An unapologetic plant geek shares advice and opinions on gardening, the contrived and the natural landscape, as well as occasional topics from the other side of the gate.

March 4, 2008

Rules Are Ment To Be Broken

I was never been a big stickler for rules in general, but especially for horticultural rules. However, as free space in my garden began to become scarce, I found myself having to follow a few guidelines (or rules if you will). Our whole lot is only 100' by 35', and most of that is taken up by house and detached garage. Plants in such a small garden need to earn their keep, so I decided that they should pass some sort of entrance exam if they were to find a place in my garden. Here are some of the questions I ask before buying a new plant.
  • Does it bloom for a long time, or for more than one season?
  • Does it bloom at a time of the year when nothing else is happening?
  • Does if offer some sort of interest beyond showy flowers, such as attractive or variegated foliage, stunning bark, colorful fruit, delicious fragrance or does it have an architectural habit?
  • Will it fill a niche where nothing else will grow?
  • Can I grow it in a container, without having to protect it in the winter?
  • Was it free?

If the answer is "yes" to one or more of the above questions, then I will probably open the gate for it. Now here are the exceptions to the above rules.

  • Annuals are exempt, since they can be pulled up, composted and not replaced the next year if I don't like them.
  • Sentimental favorites can be exempt as well. These might include pass-along plants, plants with special associations, or plants that evoke memories of favorite people or of childhood.

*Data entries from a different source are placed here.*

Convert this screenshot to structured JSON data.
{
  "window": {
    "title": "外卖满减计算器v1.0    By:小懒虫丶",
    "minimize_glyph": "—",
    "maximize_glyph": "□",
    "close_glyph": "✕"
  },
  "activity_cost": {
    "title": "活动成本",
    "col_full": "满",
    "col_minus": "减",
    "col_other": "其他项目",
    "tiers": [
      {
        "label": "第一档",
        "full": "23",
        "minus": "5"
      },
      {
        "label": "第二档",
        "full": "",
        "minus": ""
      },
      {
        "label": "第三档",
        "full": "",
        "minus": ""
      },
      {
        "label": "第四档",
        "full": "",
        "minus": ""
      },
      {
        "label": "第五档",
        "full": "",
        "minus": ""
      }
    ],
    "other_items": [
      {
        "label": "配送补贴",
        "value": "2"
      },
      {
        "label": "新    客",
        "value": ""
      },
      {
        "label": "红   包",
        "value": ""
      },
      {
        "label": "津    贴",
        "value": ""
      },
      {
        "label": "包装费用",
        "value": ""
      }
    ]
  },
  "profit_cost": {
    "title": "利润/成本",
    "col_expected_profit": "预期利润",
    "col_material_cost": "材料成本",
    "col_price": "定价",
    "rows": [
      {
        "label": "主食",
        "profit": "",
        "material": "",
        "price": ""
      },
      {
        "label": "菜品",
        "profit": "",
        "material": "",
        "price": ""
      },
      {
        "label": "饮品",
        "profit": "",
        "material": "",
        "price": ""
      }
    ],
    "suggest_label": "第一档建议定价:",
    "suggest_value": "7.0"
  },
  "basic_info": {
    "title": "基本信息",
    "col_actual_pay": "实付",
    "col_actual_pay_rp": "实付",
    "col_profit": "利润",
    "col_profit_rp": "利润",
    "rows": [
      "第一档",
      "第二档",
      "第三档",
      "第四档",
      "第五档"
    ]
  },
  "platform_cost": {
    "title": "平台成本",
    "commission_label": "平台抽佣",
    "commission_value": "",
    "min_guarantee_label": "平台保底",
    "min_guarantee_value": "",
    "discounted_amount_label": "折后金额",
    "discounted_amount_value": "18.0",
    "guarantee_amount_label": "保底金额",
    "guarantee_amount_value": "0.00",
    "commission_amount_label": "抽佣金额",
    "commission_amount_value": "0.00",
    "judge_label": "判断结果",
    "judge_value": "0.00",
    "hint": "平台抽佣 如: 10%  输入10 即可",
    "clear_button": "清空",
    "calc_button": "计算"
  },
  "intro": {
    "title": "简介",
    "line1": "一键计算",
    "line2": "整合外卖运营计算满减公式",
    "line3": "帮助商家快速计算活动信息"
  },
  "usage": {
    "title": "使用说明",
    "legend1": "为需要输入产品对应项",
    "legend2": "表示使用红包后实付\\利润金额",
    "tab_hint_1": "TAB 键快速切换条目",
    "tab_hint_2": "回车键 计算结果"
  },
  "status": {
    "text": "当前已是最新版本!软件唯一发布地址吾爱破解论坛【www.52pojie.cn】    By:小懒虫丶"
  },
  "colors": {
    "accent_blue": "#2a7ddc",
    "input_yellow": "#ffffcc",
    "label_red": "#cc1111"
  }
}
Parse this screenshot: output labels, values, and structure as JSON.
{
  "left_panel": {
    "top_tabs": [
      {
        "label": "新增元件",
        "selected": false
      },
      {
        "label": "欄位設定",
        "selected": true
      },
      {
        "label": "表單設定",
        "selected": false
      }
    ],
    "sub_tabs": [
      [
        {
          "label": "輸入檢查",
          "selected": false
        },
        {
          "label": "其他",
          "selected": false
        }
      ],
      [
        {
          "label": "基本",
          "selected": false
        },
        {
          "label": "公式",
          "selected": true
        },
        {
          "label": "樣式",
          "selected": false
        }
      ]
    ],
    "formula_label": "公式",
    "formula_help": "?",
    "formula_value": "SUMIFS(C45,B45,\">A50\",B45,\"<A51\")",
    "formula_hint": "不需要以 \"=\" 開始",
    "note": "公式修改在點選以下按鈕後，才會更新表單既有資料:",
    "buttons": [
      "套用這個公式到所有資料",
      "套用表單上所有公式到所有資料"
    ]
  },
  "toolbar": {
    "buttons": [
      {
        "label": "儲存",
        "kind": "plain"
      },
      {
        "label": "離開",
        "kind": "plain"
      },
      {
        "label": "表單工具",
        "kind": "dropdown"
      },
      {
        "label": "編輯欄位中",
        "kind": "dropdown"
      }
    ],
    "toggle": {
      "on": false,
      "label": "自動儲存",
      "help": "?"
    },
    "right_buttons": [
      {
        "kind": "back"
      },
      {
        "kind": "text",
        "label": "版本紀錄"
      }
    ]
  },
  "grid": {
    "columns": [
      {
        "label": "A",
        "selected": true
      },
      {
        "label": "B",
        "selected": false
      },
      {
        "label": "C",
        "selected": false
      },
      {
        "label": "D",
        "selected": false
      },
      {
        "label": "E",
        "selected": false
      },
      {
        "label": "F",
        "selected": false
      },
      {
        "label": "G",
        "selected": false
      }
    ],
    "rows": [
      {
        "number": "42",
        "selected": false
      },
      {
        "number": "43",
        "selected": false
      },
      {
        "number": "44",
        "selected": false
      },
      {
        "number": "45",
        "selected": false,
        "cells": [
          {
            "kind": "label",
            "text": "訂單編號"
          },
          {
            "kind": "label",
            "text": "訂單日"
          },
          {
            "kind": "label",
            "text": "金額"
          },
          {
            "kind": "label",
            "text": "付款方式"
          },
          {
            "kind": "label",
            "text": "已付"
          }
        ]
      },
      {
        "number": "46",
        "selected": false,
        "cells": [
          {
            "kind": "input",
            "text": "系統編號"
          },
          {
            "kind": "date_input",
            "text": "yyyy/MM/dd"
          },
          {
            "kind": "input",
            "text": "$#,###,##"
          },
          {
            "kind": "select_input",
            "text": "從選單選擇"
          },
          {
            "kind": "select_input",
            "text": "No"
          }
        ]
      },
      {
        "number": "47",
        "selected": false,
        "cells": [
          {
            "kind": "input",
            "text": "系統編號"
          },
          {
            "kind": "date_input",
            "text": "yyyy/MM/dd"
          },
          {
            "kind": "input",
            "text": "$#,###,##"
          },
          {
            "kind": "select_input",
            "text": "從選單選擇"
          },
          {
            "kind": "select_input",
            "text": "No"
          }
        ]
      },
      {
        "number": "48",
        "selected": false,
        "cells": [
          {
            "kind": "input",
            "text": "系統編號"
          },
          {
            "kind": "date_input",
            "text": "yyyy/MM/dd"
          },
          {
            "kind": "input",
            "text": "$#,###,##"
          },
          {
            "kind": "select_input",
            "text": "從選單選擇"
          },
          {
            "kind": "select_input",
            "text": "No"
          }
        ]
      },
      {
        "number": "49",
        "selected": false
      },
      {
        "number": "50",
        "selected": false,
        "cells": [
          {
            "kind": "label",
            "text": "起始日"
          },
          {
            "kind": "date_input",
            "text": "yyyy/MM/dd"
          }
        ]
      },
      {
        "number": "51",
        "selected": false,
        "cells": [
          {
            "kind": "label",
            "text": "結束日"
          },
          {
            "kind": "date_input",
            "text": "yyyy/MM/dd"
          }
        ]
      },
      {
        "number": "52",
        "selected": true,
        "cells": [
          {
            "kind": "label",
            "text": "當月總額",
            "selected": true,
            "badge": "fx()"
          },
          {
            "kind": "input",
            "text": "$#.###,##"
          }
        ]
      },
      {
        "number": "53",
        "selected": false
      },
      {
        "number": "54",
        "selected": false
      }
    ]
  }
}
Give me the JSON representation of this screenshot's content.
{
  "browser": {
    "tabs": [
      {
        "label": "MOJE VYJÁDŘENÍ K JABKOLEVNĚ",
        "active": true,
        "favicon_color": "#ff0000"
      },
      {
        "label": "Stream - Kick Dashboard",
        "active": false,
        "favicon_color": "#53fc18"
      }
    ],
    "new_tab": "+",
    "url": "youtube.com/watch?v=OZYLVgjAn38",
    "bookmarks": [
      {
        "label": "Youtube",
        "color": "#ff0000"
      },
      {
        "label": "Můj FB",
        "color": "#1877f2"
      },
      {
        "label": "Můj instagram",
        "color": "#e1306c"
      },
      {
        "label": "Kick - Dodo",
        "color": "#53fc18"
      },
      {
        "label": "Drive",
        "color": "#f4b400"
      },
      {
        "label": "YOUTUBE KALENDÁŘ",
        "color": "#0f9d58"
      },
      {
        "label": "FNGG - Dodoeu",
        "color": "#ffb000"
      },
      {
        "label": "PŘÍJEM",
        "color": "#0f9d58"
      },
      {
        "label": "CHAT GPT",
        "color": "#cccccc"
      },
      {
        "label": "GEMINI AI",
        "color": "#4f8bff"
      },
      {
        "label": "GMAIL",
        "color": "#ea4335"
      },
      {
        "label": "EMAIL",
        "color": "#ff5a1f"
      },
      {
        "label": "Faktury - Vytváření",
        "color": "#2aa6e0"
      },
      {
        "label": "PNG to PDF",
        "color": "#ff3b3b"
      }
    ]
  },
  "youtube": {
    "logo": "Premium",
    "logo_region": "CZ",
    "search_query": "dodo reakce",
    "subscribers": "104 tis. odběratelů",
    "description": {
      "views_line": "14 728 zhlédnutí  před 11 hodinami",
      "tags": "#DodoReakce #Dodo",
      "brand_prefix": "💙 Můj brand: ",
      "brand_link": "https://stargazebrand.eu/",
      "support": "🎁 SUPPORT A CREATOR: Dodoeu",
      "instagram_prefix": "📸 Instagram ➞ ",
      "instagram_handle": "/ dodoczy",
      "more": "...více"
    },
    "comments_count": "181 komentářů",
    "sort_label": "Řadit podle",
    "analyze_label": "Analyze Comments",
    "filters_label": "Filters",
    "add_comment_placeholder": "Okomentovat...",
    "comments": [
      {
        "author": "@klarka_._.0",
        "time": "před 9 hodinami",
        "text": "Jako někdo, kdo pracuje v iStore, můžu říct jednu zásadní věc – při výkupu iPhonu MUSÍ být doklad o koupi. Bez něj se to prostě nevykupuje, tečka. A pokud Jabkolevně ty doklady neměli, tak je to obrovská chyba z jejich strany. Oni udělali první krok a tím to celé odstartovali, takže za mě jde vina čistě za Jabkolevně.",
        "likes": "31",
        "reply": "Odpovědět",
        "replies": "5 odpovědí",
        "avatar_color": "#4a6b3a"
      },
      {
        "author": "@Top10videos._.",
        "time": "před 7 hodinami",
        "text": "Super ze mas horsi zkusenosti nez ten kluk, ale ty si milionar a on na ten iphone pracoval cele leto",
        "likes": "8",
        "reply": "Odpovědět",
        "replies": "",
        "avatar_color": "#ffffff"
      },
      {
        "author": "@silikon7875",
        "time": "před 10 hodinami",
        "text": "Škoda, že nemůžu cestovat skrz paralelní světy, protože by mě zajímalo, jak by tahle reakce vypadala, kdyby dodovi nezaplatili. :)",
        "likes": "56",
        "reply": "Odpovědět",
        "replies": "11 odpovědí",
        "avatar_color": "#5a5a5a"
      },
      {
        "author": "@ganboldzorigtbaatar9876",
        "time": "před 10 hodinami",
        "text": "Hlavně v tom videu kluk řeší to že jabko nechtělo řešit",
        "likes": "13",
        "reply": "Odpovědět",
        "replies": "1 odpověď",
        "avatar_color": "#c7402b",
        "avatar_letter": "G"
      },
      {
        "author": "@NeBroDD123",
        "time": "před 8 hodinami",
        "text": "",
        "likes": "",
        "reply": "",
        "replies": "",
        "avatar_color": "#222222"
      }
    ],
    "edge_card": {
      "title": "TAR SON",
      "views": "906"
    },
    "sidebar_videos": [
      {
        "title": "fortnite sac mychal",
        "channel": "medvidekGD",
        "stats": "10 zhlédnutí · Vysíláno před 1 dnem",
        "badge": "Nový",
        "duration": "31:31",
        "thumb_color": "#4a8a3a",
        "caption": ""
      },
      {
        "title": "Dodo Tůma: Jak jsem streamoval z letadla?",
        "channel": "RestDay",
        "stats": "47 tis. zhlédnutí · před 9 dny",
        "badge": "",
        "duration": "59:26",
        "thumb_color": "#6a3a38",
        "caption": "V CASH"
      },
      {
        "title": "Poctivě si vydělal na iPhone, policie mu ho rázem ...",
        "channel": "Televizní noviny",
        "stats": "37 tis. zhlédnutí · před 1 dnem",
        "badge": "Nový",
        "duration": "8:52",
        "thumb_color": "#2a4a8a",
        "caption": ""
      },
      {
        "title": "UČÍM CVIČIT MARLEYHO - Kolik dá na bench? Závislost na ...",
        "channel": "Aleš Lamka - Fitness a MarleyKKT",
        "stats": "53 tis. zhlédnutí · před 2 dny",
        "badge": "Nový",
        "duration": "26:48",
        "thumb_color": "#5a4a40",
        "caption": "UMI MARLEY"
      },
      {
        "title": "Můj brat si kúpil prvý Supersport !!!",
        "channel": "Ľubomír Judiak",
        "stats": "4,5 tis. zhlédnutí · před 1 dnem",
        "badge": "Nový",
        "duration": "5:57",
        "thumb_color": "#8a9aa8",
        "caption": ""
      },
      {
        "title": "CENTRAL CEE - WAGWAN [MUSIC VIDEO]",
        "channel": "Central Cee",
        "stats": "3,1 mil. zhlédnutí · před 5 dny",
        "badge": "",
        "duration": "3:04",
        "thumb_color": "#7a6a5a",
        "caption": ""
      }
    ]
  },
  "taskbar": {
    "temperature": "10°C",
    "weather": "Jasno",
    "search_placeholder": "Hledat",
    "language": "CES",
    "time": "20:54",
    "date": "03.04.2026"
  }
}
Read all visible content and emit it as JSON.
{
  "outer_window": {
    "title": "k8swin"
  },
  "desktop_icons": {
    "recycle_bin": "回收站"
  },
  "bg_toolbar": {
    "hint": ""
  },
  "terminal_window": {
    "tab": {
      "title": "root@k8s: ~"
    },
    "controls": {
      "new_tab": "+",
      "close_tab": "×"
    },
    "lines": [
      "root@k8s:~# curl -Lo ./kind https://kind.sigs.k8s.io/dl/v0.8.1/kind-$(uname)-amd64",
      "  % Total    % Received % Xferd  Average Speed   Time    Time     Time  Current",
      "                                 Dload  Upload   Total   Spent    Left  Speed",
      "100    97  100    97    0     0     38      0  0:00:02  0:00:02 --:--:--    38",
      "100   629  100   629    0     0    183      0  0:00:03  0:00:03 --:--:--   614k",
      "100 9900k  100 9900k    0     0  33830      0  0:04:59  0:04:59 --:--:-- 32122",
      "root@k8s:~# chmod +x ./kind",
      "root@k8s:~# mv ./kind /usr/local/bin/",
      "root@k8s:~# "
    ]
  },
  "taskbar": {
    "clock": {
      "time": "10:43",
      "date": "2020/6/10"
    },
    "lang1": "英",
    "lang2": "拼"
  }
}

Finally, I will exempt a plant if it is so stunning in flower (no matter the duration) that it causes me to overlook any shortcomings it may have. Such a plant is Lilac Daphne (Daphne genkwa).

In late winter it is covered with pale purple flowers form top to bottom before the leaves emerge, and blooms for a short month. The remainder of the year it is nondescript, fading into the background. This is the only Daphne I have in my garden, although I would grow Winter Daphne (Daphne odora), if I didn't think it would die a quick death at the hands of poor soil and dog urine. Lilac Daphne prefers the same conditions as other Daphnes, but it is not nearly as fussy. They prefer partial shade in moist soil with excellent drainage, and is hardy in zones 5-8. It only gets about 3-4' tall and wide. Unlike other Daphnes, it is not evergreen, and is sadly not fragrant, but I put my nose in it every year expecting this fact to change. I have other plants that I have broken the rules for, and maybe as their season of interest approaches I will post something about them.


  1. Plants in my yard have to answer my tough questions too and I got to have flower power. I like lots of punch. Daphne won't grow in yard either. It needs dappled light around here. I fried mine. It died a slow death cause it was in good soil but poor thing couldn't stand the heat.

  2. The pale violet hue of the flowers is just gorgeous.